Bronchoscopy Medical Procedure

Submitted on March 27, 2012

This is a medical procedure in which the doctor will view your airway with an instrument called a bronchoscope. This procedure will help the doctor to examine your lower airways, trachea, larynx, and throat. This procedure is used to treat health issues like some growth in the airway or diagnose a problem.

Types of Bronchoscopes

There are two types of bronchoscopes, a flexible bronchoscope and a rigid bronchoscope. The flexible one uses a thing, long lighted tube and is more popular for check-ups. The patient is more comfortable when a healthcare professional uses a flexible bronchoscope, and may not need anaesthesia. Flexible bronchoscope helps the technologist or the doctor to take a better look at the airways. Even a biopsy can be carried out with this bronchoscope.

A rigid bronchoscope uses a hollow and straight metal tube and is inserted after using anaesthesia. The rigid bronchoscope is used if there is bleeding in the airway that is blocking the view of the flexible scope. It is also used to removes throat tissue for biopsy; unblock the airway of objects, and in certain special procedures like dilating the airway.

Before Bronchoscopy

You need to tell your doctor if you are taking certain medicines; are allergic to anaesthesia or some medicine; take blood-thinning medicines or have bleeding problems; or are pregnant.
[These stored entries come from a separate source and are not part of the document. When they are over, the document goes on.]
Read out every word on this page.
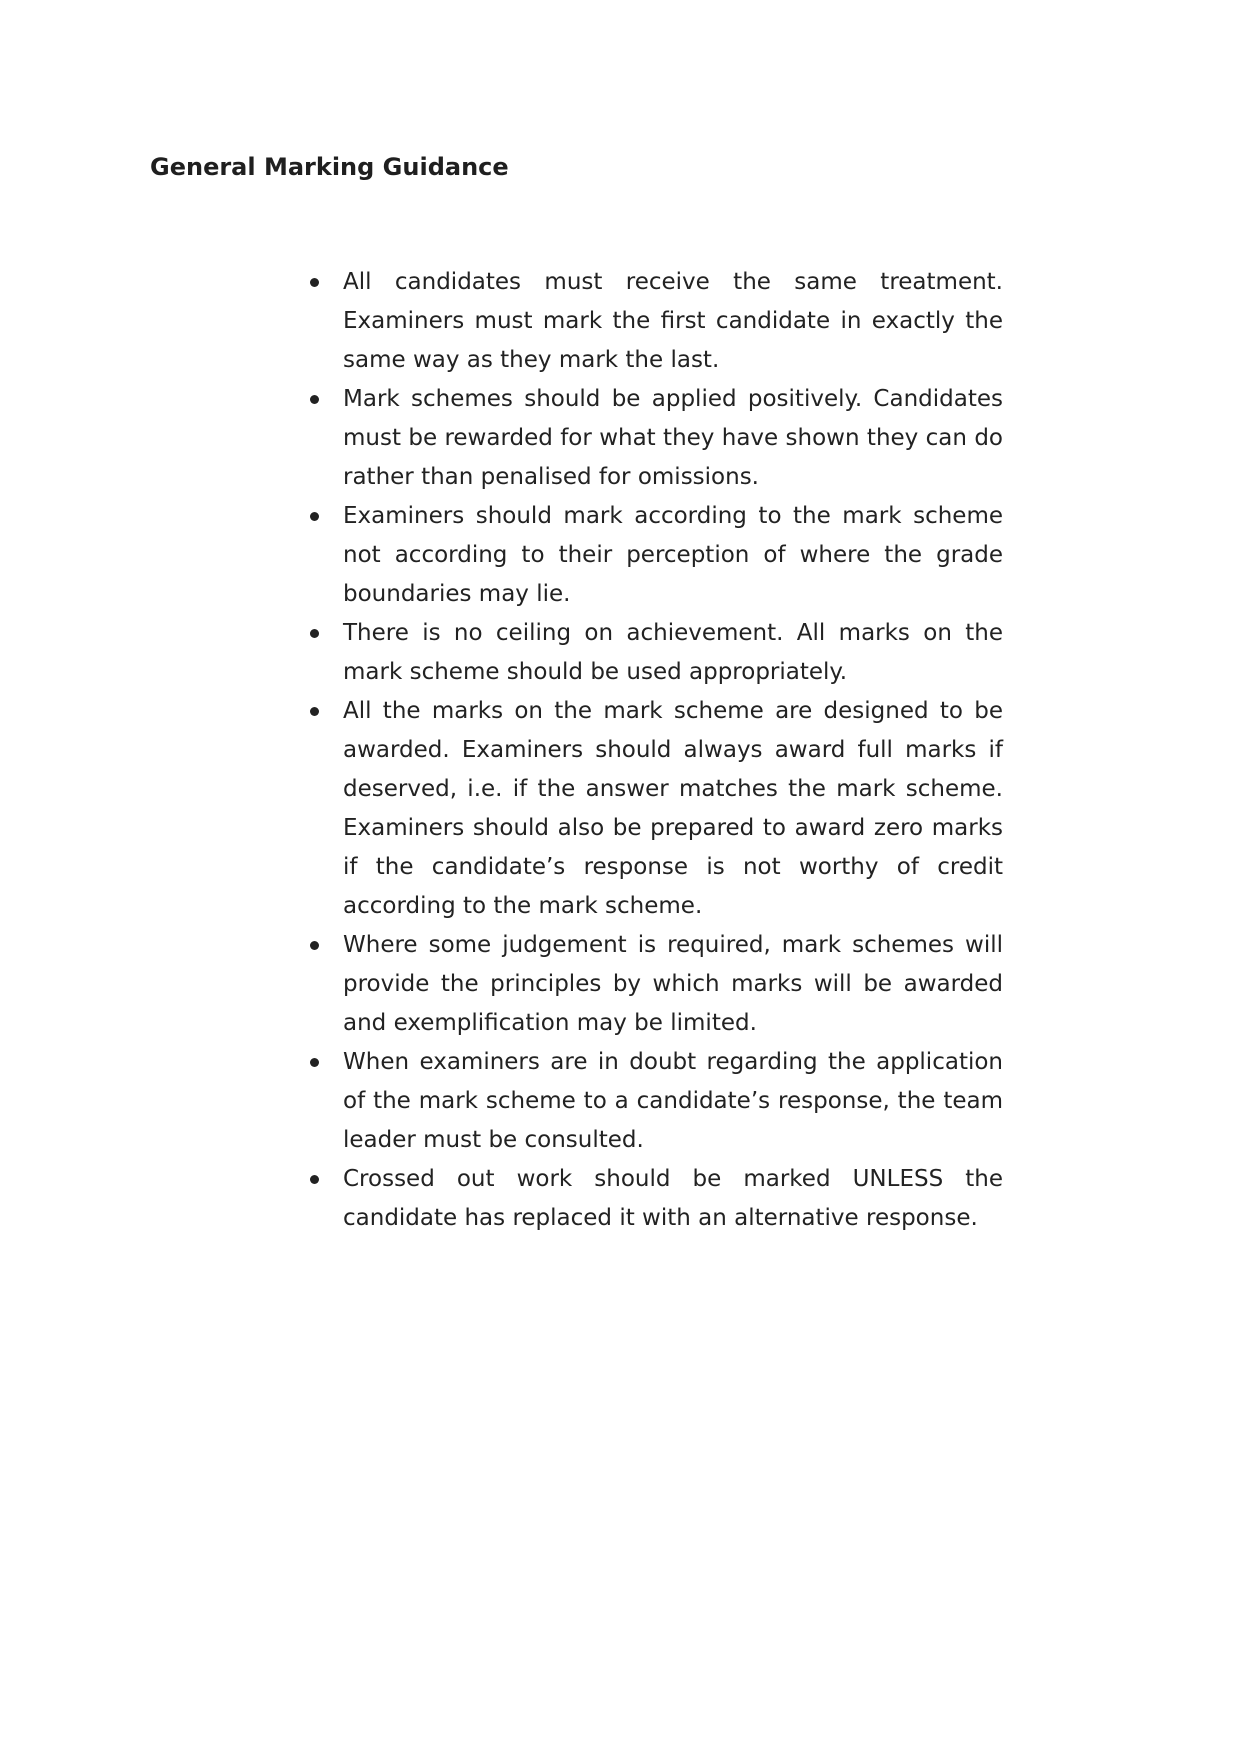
General Marking Guidance
All candidates must receive the same treatment. Examiners must mark the first candidate in exactly the same way as they mark the last.
Mark schemes should be applied positively. Candidates must be rewarded for what they have shown they can do rather than penalised for omissions.
Examiners should mark according to the mark scheme not according to their perception of where the grade boundaries may lie.
There is no ceiling on achievement. All marks on the mark scheme should be used appropriately.
All the marks on the mark scheme are designed to be awarded. Examiners should always award full marks if deserved, i.e. if the answer matches the mark scheme. Examiners should also be prepared to award zero marks if the candidate’s response is not worthy of credit according to the mark scheme.
Where some judgement is required, mark schemes will provide the principles by which marks will be awarded and exemplification may be limited.
When examiners are in doubt regarding the application of the mark scheme to a candidate’s response, the team leader must be consulted.
Crossed out work should be marked UNLESS the candidate has replaced it with an alternative response.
The doctor will conduct some tests before doing the procedure. Like in most medical procedures, you will be asked not to drink or eat for about eight to ten hours.


In the beginning you might be given medicines to dry up the oral secretions and the secretions in the airways. You will be asked to remove your jewellery, lenses, make up, wigs and hearing aids, and also asked to empty your bladder. Once you remove all your clothes you will be asked to cover yourself with paper or cloth. A pulmonologist as well as an assistant will carry out the procedure. Certain tests will be done, and a chest X-ray is done before and after the procedure.

You will be given a sedative and may even have an IV in your vein. A local anaesthetic will be sprayed into your nose and mouth, and an anaesthetic ointment might be applied in your nose. The bronchoscope will be inserted through your nose or mouth. There might be an X-ray machine that the doctor uses to monitor devices like forceps that collect biopsy samples.